Sorsanız herkes adaleti istediğini söyler.Peki,niçin?sorunuza manasız bir bakış cevap olur.İstemek koladır,lakin gereğini yerine getirmek mi? İşte o epey zordur. Değildir de zor gelir insana..
Adaletin eşitlik olduğunu herkes söyleyip durur. Fakat,doğru değil bu. Hakim karşısında eşitlikse bu tamam. Fakat,herkesin eşit miktarda para sahibi olması,herkesin refah içinde eşit yaşaması gibisinden bir eşitlik isteniyorsa,bu,boş ve ham hayaldir.
Herkes adalet ister. İstisnası yoktur.
Fakat,adaletli insan pek az bulunur.
Böyle garip bir dünya…
Adaletin teorisini dillerinden düşürmeyenler,sıra uygulamasına gelince,işin içine eş,dost,akraba,hal,hatır,makam,mevkii girer.
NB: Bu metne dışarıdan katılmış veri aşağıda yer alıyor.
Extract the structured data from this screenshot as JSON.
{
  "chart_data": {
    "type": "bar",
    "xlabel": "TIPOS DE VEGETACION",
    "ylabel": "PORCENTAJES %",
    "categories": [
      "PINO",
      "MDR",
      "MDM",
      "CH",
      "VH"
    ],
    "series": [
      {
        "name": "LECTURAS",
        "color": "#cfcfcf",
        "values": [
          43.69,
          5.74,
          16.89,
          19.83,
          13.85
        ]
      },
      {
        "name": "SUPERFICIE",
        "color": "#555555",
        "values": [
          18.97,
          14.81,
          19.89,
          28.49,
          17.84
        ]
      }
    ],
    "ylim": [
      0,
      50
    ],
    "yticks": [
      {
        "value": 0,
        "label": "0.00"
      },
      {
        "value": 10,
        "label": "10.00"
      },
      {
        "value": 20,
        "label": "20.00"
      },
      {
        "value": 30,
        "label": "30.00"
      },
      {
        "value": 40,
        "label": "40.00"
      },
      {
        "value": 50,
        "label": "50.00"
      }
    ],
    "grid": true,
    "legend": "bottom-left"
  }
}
Hz. Ömer,adaletin sembolüdür.Bunu herkes böyle bilir.Fakat,Ömer’i örnek alma durumu pek olmaz.Kimsenin işine gelmez pek.İşin edebiyatı yapılır fakat tatbikine bir türlü sıra gelmez.Abu sabuk bahanelere sarılır insanoğlu.
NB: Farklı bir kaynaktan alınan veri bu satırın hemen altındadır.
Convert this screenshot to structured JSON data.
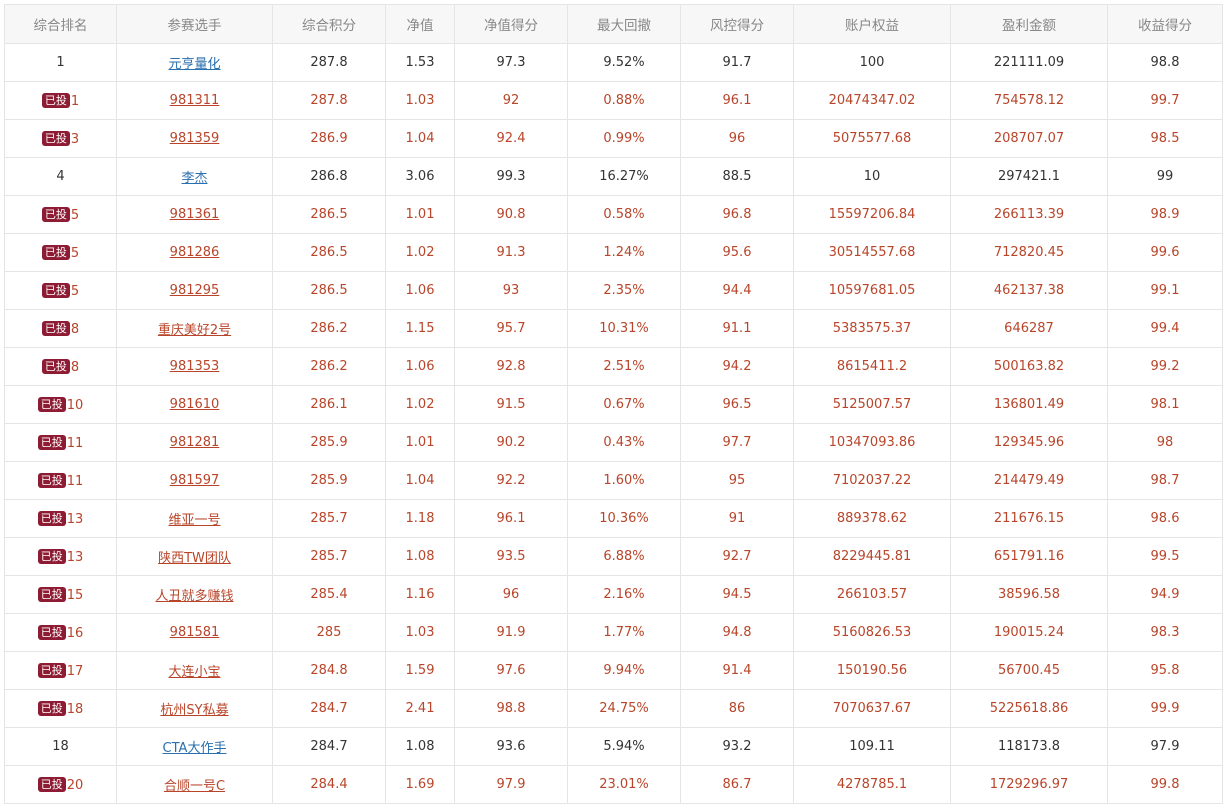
{
  "columns": [
    "综合排名",
    "参赛选手",
    "综合积分",
    "净值",
    "净值得分",
    "最大回撤",
    "风控得分",
    "账户权益",
    "盈利金额",
    "收益得分"
  ],
  "badge_label": "已投",
  "colors": {
    "link_blue": "#2a6fae",
    "invested_red": "#b8452a",
    "badge_bg": "#8c1b33"
  },
  "rows": [
    {
      "invested": false,
      "rank": "1",
      "name": "元亨量化",
      "score": "287.8",
      "nav": "1.53",
      "nav_score": "97.3",
      "max_dd": "9.52%",
      "risk_score": "91.7",
      "equity": "100",
      "profit": "221111.09",
      "return_score": "98.8"
    },
    {
      "invested": true,
      "rank": "1",
      "name": "981311",
      "score": "287.8",
      "nav": "1.03",
      "nav_score": "92",
      "max_dd": "0.88%",
      "risk_score": "96.1",
      "equity": "20474347.02",
      "profit": "754578.12",
      "return_score": "99.7"
    },
    {
      "invested": true,
      "rank": "3",
      "name": "981359",
      "score": "286.9",
      "nav": "1.04",
      "nav_score": "92.4",
      "max_dd": "0.99%",
      "risk_score": "96",
      "equity": "5075577.68",
      "profit": "208707.07",
      "return_score": "98.5"
    },
    {
      "invested": false,
      "rank": "4",
      "name": "李杰",
      "score": "286.8",
      "nav": "3.06",
      "nav_score": "99.3",
      "max_dd": "16.27%",
      "risk_score": "88.5",
      "equity": "10",
      "profit": "297421.1",
      "return_score": "99"
    },
    {
      "invested": true,
      "rank": "5",
      "name": "981361",
      "score": "286.5",
      "nav": "1.01",
      "nav_score": "90.8",
      "max_dd": "0.58%",
      "risk_score": "96.8",
      "equity": "15597206.84",
      "profit": "266113.39",
      "return_score": "98.9"
    },
    {
      "invested": true,
      "rank": "5",
      "name": "981286",
      "score": "286.5",
      "nav": "1.02",
      "nav_score": "91.3",
      "max_dd": "1.24%",
      "risk_score": "95.6",
      "equity": "30514557.68",
      "profit": "712820.45",
      "return_score": "99.6"
    },
    {
      "invested": true,
      "rank": "5",
      "name": "981295",
      "score": "286.5",
      "nav": "1.06",
      "nav_score": "93",
      "max_dd": "2.35%",
      "risk_score": "94.4",
      "equity": "10597681.05",
      "profit": "462137.38",
      "return_score": "99.1"
    },
    {
      "invested": true,
      "rank": "8",
      "name": "重庆美好2号",
      "score": "286.2",
      "nav": "1.15",
      "nav_score": "95.7",
      "max_dd": "10.31%",
      "risk_score": "91.1",
      "equity": "5383575.37",
      "profit": "646287",
      "return_score": "99.4"
    },
    {
      "invested": true,
      "rank": "8",
      "name": "981353",
      "score": "286.2",
      "nav": "1.06",
      "nav_score": "92.8",
      "max_dd": "2.51%",
      "risk_score": "94.2",
      "equity": "8615411.2",
      "profit": "500163.82",
      "return_score": "99.2"
    },
    {
      "invested": true,
      "rank": "10",
      "name": "981610",
      "score": "286.1",
      "nav": "1.02",
      "nav_score": "91.5",
      "max_dd": "0.67%",
      "risk_score": "96.5",
      "equity": "5125007.57",
      "profit": "136801.49",
      "return_score": "98.1"
    },
    {
      "invested": true,
      "rank": "11",
      "name": "981281",
      "score": "285.9",
      "nav": "1.01",
      "nav_score": "90.2",
      "max_dd": "0.43%",
      "risk_score": "97.7",
      "equity": "10347093.86",
      "profit": "129345.96",
      "return_score": "98"
    },
    {
      "invested": true,
      "rank": "11",
      "name": "981597",
      "score": "285.9",
      "nav": "1.04",
      "nav_score": "92.2",
      "max_dd": "1.60%",
      "risk_score": "95",
      "equity": "7102037.22",
      "profit": "214479.49",
      "return_score": "98.7"
    },
    {
      "invested": true,
      "rank": "13",
      "name": "维亚一号",
      "score": "285.7",
      "nav": "1.18",
      "nav_score": "96.1",
      "max_dd": "10.36%",
      "risk_score": "91",
      "equity": "889378.62",
      "profit": "211676.15",
      "return_score": "98.6"
    },
    {
      "invested": true,
      "rank": "13",
      "name": "陕西TW团队",
      "score": "285.7",
      "nav": "1.08",
      "nav_score": "93.5",
      "max_dd": "6.88%",
      "risk_score": "92.7",
      "equity": "8229445.81",
      "profit": "651791.16",
      "return_score": "99.5"
    },
    {
      "invested": true,
      "rank": "15",
      "name": "人丑就多赚钱",
      "score": "285.4",
      "nav": "1.16",
      "nav_score": "96",
      "max_dd": "2.16%",
      "risk_score": "94.5",
      "equity": "266103.57",
      "profit": "38596.58",
      "return_score": "94.9"
    },
    {
      "invested": true,
      "rank": "16",
      "name": "981581",
      "score": "285",
      "nav": "1.03",
      "nav_score": "91.9",
      "max_dd": "1.77%",
      "risk_score": "94.8",
      "equity": "5160826.53",
      "profit": "190015.24",
      "return_score": "98.3"
    },
    {
      "invested": true,
      "rank": "17",
      "name": "大连小宝",
      "score": "284.8",
      "nav": "1.59",
      "nav_score": "97.6",
      "max_dd": "9.94%",
      "risk_score": "91.4",
      "equity": "150190.56",
      "profit": "56700.45",
      "return_score": "95.8"
    },
    {
      "invested": true,
      "rank": "18",
      "name": "杭州SY私募",
      "score": "284.7",
      "nav": "2.41",
      "nav_score": "98.8",
      "max_dd": "24.75%",
      "risk_score": "86",
      "equity": "7070637.67",
      "profit": "5225618.86",
      "return_score": "99.9"
    },
    {
      "invested": false,
      "rank": "18",
      "name": "CTA大作手",
      "score": "284.7",
      "nav": "1.08",
      "nav_score": "93.6",
      "max_dd": "5.94%",
      "risk_score": "93.2",
      "equity": "109.11",
      "profit": "118173.8",
      "return_score": "97.9"
    },
    {
      "invested": true,
      "rank": "20",
      "name": "合顺一号C",
      "score": "284.4",
      "nav": "1.69",
      "nav_score": "97.9",
      "max_dd": "23.01%",
      "risk_score": "86.7",
      "equity": "4278785.1",
      "profit": "1729296.97",
      "return_score": "99.8"
    }
  ]
}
Hz. Ömer’in adaleti üzerine kıssalar anlatmaya gelince diller bülbül kesilir,övgülerin sonu gelmez,amma ne var ki hepsi bu kadardır.Muhteşem örnekler kitaplarda kalır hep.
Bu bağlamda Hz. Ömer ile alakalı şöyle bir olay geçer kaynaklarda:
Hz. Ömer ile Ka’b oğlu Ubey ile bir konuda ihtilafa düşerler.Mesele mahkemeye intikal eder. Kadı yani hakim olan Sabit’in oğlu Zeyd Hz. Ömer’e hem meşhur ve hem de Müminlerin Emiri (Halife) olması sebebi ile sanki biraz abartılı hürmet eder. Bunun üzerine Hz. Ömer, Hakime:
“Ey Hakim,bu yaptığın senin ilk adaletsizliğin.”der ve kendisini dava eden şahsın(Ka’b oğlu Ubey) yanına oturur.Ubey’in delili yoktu.Ömer bu iddiayı reddedince,iddia sahibi,Ömer’e yemin etmesini teklif eder.Bunun üzerine Hakim,davacıya dnerek hakkından vaz geçmesini talep eder. Bu duruma canı sıkılan Ömer,Hakim’e şöyle der:
“Eğer senin nazarında Ömer ile her hangi bir adam eşit değilse,hakimlik makamına layık değilsin..”
İşte bu.. Adaletse bu..
“Adalet Devlet’in temelidir.” Sözü de Hz. Ömer’indir.